Portrait von Oberholzer Karl (1936 – 2020)

Karl Oberholzer (rechts) gegen Guido Zurkirchen

Total 100 Kränze
5 eidgenössische: Freiburg 1958, Zug 1961, Aarau 1964, Frauenfeld 1966, Biel 1969

«Kari» Oberholzer darf als der wohl erfolgreichste Rapperswiler aller Zeiten bezeichnet werden.

Nur zwei Mal verpasste er den Gewinn an einem Anlass mit eidgenössischem Charakter hauchdünn. Zuerst am Kilchberger Schwinget 1957 und anschliessend am Eidgenössischen 1961 in Zug. Am Kilchberger verlor er den Schlussgang gegen den Berner Seeländer Hans Münger. Im Kampf um den Schwingerkönigstitel verlor er gegen seinen ewigen Rivalen Karl Meli. Dabei hatte Oberholzer bis zu jenem Schlussgang in der Kolin-Stadt noch nie verloren gegen den Winterthurer.

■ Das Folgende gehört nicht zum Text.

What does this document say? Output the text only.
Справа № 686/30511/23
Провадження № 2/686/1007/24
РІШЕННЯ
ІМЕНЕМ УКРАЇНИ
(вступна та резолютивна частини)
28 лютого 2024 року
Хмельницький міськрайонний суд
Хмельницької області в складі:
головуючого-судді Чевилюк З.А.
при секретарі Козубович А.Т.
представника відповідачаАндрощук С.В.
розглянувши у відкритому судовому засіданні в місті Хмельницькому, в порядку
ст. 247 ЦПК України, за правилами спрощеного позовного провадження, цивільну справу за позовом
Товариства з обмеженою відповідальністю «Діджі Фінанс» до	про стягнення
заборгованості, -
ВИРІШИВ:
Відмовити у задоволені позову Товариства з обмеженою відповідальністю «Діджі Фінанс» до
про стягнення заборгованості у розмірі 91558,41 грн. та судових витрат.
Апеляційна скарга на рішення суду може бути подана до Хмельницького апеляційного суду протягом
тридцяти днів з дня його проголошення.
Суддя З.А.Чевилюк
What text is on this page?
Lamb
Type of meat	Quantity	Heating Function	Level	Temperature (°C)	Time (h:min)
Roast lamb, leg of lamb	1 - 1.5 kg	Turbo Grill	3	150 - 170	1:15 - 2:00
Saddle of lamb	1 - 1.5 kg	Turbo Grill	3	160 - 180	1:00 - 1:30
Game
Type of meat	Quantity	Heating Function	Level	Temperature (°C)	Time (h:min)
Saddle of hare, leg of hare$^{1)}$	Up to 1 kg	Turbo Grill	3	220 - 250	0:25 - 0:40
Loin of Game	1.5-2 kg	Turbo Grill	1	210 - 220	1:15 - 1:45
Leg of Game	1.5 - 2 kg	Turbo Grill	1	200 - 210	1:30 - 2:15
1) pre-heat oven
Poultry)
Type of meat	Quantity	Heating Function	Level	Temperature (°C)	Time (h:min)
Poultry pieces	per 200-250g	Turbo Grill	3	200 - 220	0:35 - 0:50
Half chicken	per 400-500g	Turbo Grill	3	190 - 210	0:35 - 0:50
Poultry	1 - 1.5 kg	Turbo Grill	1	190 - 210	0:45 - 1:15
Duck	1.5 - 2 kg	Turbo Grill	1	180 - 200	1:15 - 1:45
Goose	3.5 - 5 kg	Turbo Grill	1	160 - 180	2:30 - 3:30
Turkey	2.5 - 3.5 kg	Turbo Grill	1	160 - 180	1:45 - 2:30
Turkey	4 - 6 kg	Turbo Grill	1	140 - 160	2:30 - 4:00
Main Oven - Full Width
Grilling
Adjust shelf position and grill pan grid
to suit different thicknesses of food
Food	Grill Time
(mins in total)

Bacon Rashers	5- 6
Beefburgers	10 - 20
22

Insgesamt gewann der Uznacher 27 Kranzfeste und exakt 100 Schwingerkränze, wovon fünf eidgenössischer Prägung. Sein erstes Eichenlaub eroberte der 1936 im Linthgebiet geborene als 19-Jähriger am Glarner-Bündner in Mollis. Ein Jahr später folgte bereits sein erster Kranzfestsieg, was die Selektion für Thun bedeutete. Doch der Rekrut erhielt während des Dienstes kein Urlaub fürs Eidgenössische. So blieb es bei fünf Teilnahmen an Eidgenössischen, wo sich der exzellente Standschwinger jedes Mal in die Kranzränge vorarbeitete.

Grosses Repertoire

Mit zwei Gestellten und vier Siegen, unter anderem gegen Fritz Schwander sowie Ruedi Hunsperger schwang der St. Galler auch 1964 um den Schlussgangeinzug. Jedoch verlor er im siebten Gang gegen den Luzerner Alois Boog. Dank eines abschliessenden Erfolges blieb ihm in Aarau Rang 5g.

1966 stellte Oberholzer zu Beginn mit dem Berner Hans Stettler, dem er sechs Siege folgen lies. Somit verpasste er den Schlussgangeinzug nur um einen Viertelpunkt. Zuletzt stellte er mit dem Berner Christian Eggler und wurde Fünfter.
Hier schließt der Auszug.